Dr. Ila Weiss writes about this work, "the sketch was almost certainly painted in July 1865 when Gifford spent several weeks on Cape Ann with the artists Worthington Whittredge and James A. Suydam. Another painting by Gifford of the same size and title was dated July 25, 1865. In an account of Suydam, who was soon taken ill and died in September, Gifford described the scenery of the Manchester area as 'this beautiful shore...It is simple without being monotonous and varied without becoming rude or savage.' (as quoted in D. Huntington, "J.A. Suydam," manuscript, National Academy of Design Archives)

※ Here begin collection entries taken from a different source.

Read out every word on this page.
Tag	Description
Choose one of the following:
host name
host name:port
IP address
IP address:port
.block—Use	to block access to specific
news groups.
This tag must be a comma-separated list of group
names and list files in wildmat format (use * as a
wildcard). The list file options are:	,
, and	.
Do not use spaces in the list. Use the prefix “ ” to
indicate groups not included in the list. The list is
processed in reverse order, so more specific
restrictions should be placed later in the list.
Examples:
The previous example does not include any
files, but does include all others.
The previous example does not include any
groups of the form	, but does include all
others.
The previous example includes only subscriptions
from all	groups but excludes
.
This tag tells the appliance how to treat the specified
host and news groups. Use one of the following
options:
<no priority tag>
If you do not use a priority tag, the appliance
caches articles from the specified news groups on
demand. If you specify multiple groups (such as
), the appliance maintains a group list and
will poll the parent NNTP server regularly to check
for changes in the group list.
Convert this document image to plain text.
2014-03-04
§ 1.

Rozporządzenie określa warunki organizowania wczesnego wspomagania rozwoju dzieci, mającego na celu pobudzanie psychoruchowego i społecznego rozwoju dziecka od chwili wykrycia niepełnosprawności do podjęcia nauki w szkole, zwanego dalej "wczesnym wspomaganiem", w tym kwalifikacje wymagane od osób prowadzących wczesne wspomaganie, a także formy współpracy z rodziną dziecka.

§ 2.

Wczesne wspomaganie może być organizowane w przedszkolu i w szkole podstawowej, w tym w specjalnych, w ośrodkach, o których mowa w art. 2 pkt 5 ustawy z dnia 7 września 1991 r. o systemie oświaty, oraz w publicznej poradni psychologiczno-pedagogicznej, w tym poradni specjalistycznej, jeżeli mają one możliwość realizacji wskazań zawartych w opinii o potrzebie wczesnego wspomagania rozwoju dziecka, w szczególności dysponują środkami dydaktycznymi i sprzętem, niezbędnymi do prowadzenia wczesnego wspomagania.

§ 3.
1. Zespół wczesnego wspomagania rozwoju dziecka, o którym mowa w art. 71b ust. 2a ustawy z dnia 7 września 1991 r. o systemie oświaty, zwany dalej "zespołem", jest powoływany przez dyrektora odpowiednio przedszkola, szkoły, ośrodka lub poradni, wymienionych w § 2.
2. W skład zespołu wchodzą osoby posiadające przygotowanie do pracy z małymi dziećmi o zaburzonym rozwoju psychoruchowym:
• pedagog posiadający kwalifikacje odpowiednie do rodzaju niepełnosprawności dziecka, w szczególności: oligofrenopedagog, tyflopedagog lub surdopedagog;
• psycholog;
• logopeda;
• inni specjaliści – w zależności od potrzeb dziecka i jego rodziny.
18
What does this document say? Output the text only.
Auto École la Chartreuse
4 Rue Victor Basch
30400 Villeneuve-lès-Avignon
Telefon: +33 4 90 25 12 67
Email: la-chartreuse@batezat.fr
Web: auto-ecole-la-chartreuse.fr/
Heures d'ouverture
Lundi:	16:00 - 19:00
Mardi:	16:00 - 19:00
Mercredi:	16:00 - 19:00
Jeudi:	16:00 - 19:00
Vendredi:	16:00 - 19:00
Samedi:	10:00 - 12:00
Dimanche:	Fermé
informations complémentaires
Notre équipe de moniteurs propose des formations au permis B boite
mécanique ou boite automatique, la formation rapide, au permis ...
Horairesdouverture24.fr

"The painting seems to celebrate the artist's delight in the scenery. Its foreground, with richly dark green shrubs and trees and warm grassy carpet strewn with small gray rocks, provides a comfortable, inviting vantage point for the infinite vista of sea and sky. The distance below and vast recession of the nearly uniform plane of rippling, glittering gray-blue water is deftly, even humorously established with great economy by figures and boats conjured by a few miniscule dabs of paint. The immediacy of the artist's presence is felt not only in the fresh outdoor color and light, but also in the breadth of handling, especially in textures of foliage and gestural impasto highlights on rocks."
A letter from Dr. Ila Weiss dated March 29, 2004 discussing the present work accompanies this lot.